Wij delen onze kennis met medefondsenwervers, want we willen allemaal de wereld een beetje beter maken. En dat is op zich een prima ontwikkeling. Maar in plaats van die vergaarde informatie ons eigen te maken en die te vertalen in ons eigen DNA, kopiëren en plakken we alles waarvan we horen dat het werkt. Hierdoor doen we allemaal ongeveer hetzelfde. Niet heel onderscheidend ten opzichte van andere goede doelen. En dus niet goed voor donateurs.

Een voorbeeld. Toen ik bij Greenpeace International werkte, viel mij op dat er zoveel meer mogelijkheden zijn met werving via face-to-face contact. Dat wordt in Nederland steeds minder populair, maar we doen dan ook allemaal ongeveer hetzelfde! De volgende varianten kom je niet of nauwelijks tegen: pop-up stores, straattheater, in-company presentaties, lead generatie of expertpresentaties. Om even Einstein te parafraseren: het is krankzinnig om een ander resultaat te verwachten terwijl je telkens hetzelfde doet…

Loyaliteit

We ontwikkelen dus indrukwekkende, inspirerende en emotionele ervaringen die donateurs raken.
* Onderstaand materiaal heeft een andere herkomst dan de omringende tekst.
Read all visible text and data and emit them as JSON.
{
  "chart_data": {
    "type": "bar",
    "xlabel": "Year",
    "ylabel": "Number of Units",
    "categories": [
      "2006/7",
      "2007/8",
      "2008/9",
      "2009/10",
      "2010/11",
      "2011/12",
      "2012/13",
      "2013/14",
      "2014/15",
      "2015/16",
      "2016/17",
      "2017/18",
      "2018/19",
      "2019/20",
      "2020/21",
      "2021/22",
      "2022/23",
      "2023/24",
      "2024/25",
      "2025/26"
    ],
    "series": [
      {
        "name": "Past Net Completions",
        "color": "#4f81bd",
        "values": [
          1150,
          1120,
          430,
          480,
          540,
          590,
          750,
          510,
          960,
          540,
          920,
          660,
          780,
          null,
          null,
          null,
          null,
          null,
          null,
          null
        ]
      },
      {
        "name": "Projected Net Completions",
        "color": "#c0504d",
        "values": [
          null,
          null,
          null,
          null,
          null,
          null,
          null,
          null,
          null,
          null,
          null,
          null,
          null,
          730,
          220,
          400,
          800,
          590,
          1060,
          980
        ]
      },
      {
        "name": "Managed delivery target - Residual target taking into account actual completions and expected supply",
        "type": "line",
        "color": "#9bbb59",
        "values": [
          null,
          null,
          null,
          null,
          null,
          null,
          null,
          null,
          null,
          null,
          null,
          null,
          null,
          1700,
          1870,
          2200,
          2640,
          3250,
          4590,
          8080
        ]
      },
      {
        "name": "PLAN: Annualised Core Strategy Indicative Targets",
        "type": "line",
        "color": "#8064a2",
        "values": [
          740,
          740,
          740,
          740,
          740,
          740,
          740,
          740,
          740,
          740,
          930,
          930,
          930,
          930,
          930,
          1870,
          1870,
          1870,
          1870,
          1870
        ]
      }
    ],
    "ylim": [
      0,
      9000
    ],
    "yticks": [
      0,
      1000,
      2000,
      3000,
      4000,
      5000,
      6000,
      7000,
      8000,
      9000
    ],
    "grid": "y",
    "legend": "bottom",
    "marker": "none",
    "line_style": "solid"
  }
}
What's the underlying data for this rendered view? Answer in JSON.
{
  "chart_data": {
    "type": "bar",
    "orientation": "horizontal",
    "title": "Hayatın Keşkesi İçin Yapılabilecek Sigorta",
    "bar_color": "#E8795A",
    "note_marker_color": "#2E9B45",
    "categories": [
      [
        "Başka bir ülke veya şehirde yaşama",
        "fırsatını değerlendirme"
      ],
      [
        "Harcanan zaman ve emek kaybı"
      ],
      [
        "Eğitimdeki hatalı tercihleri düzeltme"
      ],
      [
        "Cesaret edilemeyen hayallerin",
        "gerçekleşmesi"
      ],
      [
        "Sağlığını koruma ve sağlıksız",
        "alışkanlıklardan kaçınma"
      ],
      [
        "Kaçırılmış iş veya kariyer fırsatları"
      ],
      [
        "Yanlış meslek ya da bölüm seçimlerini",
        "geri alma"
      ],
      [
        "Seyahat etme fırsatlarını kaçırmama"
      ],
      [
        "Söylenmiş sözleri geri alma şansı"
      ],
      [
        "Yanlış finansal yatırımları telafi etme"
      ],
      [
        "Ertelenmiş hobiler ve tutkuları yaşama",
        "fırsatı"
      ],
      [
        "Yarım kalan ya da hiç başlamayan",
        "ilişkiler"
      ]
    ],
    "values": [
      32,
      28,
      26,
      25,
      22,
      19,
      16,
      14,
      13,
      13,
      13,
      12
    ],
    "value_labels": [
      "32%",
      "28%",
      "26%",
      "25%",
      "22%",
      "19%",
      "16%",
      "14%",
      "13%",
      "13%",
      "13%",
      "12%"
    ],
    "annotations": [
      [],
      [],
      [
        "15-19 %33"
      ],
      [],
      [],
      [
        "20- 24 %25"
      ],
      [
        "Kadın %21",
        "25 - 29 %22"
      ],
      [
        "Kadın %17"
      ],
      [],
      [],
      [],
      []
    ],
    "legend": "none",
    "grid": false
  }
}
En wat gebeurt er dan? Daardoor wordt er loyaliteit opgebouwd die ervoor zorgt dat donateurs langer bij ons zullen blijven.

De ervaringen die wij doorgeven aan onze donateurs zorgen voor loyaliteit. En loyaliteit is belangrijk om te realiseren. Toch bezuinigen we nog weleens op ervaringen, terwijl dat de sleutel is tot langdurige relaties.

Hang eens aan de muur wat u een donateur stuurt gedurende zijn of haar relatie met u. Dan is er een aantal opties: u schrikt zich te pletter, u wordt er niet warm van of u ontdekt heel veel inconsistentie in de boodschap, frequentie, taalgebruik en vormgeving. Maar een combinatie van deze opties is waarschijnlijker.

Zoals grote gevers aandacht verdienen en krijgen, geldt dat net zo goed voor dat hele grote segment van kleine gevers. Mijn wens is dat goede doelen dat inzicht omarmen, zodat donateurs, groot en klein, het respect krijgen dat ze verdienen.

————————

Dit artikel is ook verschenen in De Dikke Blauwe 3.